- Born: July 1, 1912 Portland, Oregon
- Died: June 30, 1985 (aged 72) Lafayette, Indiana
- Education: Reed College Purdue University
- Occupations: Physicist, educator
- Known for: Contributions to solid state physics

= Vivian Annabelle Johnson =

American physicist (1912–1985)

Vivian Annabelle Johnson (1912–1985) was an American physicist, professor at Purdue University and researcher in theoretical solid state physics. She worked to improve educational opportunities and the status of women.

== Biography ==
Vivian Annabelle Johnson was born July 1, 1912 in Portland, Oregon to Albert Johnson and Ada Stanley. She studied chemistry and mathematics at Washington High School and earned her B.A. in Physics from Reed College in Portland, Oregon in 1932. There, through her contacts, she was able to obtain a graduate assistantship at Purdue working for physicist Karl Lark-Horovitz who became her mentor.

She earned her master's degree at Purdue in 1934. In 1937, she worked with Lothar Wolfgang Nordheim to complete her PhD dissertation titled, the Effect of Valence Electrons on the Electron Cloud Distribution. Her early research contributed to the then-newly developing field of solid state physics. In an interview she said she "went into solid state before the field was recognized by that name." With her doctorate in hand she joined the physics faculty at Purdue being paid $700 a year, and continued her specialization into theoretical solid state physics. During the years of World War II, some of her papers became classified information. In 1973, she was named the Assistant Department Head.

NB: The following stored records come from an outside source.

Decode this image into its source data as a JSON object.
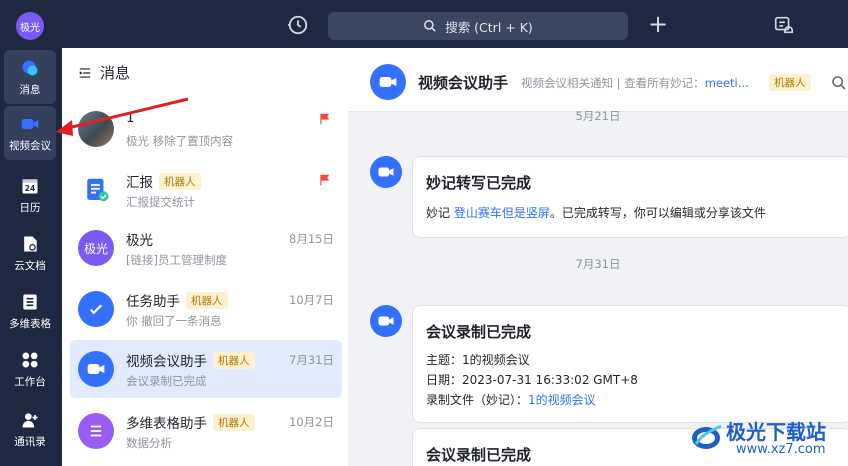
{
  "topbar": {
    "avatar_text": "极光",
    "search_placeholder": "搜索 (Ctrl + K)"
  },
  "sidebar": {
    "items": [
      {
        "label": "消息",
        "icon": "chat-bubble-icon"
      },
      {
        "label": "视频会议",
        "icon": "video-camera-icon"
      },
      {
        "label": "日历",
        "icon": "calendar-icon"
      },
      {
        "label": "云文档",
        "icon": "cloud-doc-icon"
      },
      {
        "label": "多维表格",
        "icon": "table-icon"
      },
      {
        "label": "工作台",
        "icon": "apps-grid-icon"
      },
      {
        "label": "通讯录",
        "icon": "contacts-icon"
      }
    ]
  },
  "panel": {
    "title": "消息",
    "conversations": [
      {
        "name": "1",
        "sub": "极光 移除了置顶内容",
        "date": "",
        "badge": "",
        "flagged": true
      },
      {
        "name": "汇报",
        "sub": "汇报提交统计",
        "date": "",
        "badge": "机器人",
        "flagged": true
      },
      {
        "name": "极光",
        "sub": "[链接]员工管理制度",
        "date": "8月15日",
        "badge": "",
        "flagged": false,
        "avatar_text": "极光"
      },
      {
        "name": "任务助手",
        "sub": "你 撤回了一条消息",
        "date": "10月7日",
        "badge": "机器人",
        "flagged": false
      },
      {
        "name": "视频会议助手",
        "sub": "会议录制已完成",
        "date": "7月31日",
        "badge": "机器人",
        "flagged": false
      },
      {
        "name": "多维表格助手",
        "sub": "数据分析",
        "date": "10月2日",
        "badge": "机器人",
        "flagged": false
      }
    ]
  },
  "chat": {
    "title": "视频会议助手",
    "desc_prefix": "视频会议相关通知 | 查看所有妙记：",
    "desc_link": "meeti...",
    "badge": "机器人",
    "date_top": "5月21日",
    "date_mid": "7月31日",
    "card1": {
      "title": "妙记转写已完成",
      "prefix": "妙记 ",
      "link": "登山赛车但是竖屏",
      "suffix": "。已完成转写，你可以编辑或分享该文件"
    },
    "card2": {
      "title": "会议录制已完成",
      "topic": "主题：1的视频会议",
      "date": "日期：2023-07-31 16:33:02 GMT+8",
      "file_prefix": "录制文件（妙记）：",
      "file_link": "1的视频会议"
    },
    "card3": {
      "title": "会议录制已完成"
    }
  },
  "watermark": {
    "brand": "极光下载站",
    "url": "www.xz7.com"
  },
  "colors": {
    "sidebar_bg": "#1e2840",
    "accent": "#3370ff",
    "selected_bg": "#e1eaff",
    "flag": "#f54a45",
    "annotation_arrow": "#e02020"
  }
}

Johnson also served as a visiting lecturer of the American Association of Physics Teachers and the National Science Foundation (NSF) in an effort to cultivate broader interest in physics.

In a 1955 letter, Johnson's housemate Cleota Gage Fry, describes their home life. "Vivian has told you about our house which we built together and the trips we take every summer. We occasionally knock a golf ball around Purdue's two courses. The scores are astronomical."

Johnson retired from Purdue in 1979 and died June 30, 1985. Collections of her papers can be found in Portland and at Purdue.

== Honors and awards ==

- 1973: Standard Oil Foundation Teaching Award
- 1979: Helen B Schleman Gold Medallion Award

== Memberships ==
According to American Institute of Physics, she was a member of numerous organizations.

- Sigma Xi
- Sigma Pi Sigma
- Indiana Academy of Sciences
- Phi Beta Kappa
- American Association of University Professors

== Selected publications ==
She published many articles describing the transport properties of semiconductors.
- Karl Lark-Horovitz, Vivian Annabelle Johnson, Methods of experimental physics: Solid state physics, Academic Press, 1959 ISBN 0-12-475946-7
- Johnson, Vivian Annabelle. Men of physics: Karl Lark-Horovitz: pioneer in solid state physics. Elsevier, 2013.
- Johnson, Vivian Annabelle. "The Distortion of the Atomic Charge Distribution in Zinc Oxide and Its Effect Upon Electron Diffraction Intensities." PhD diss., Purdue University, 1937.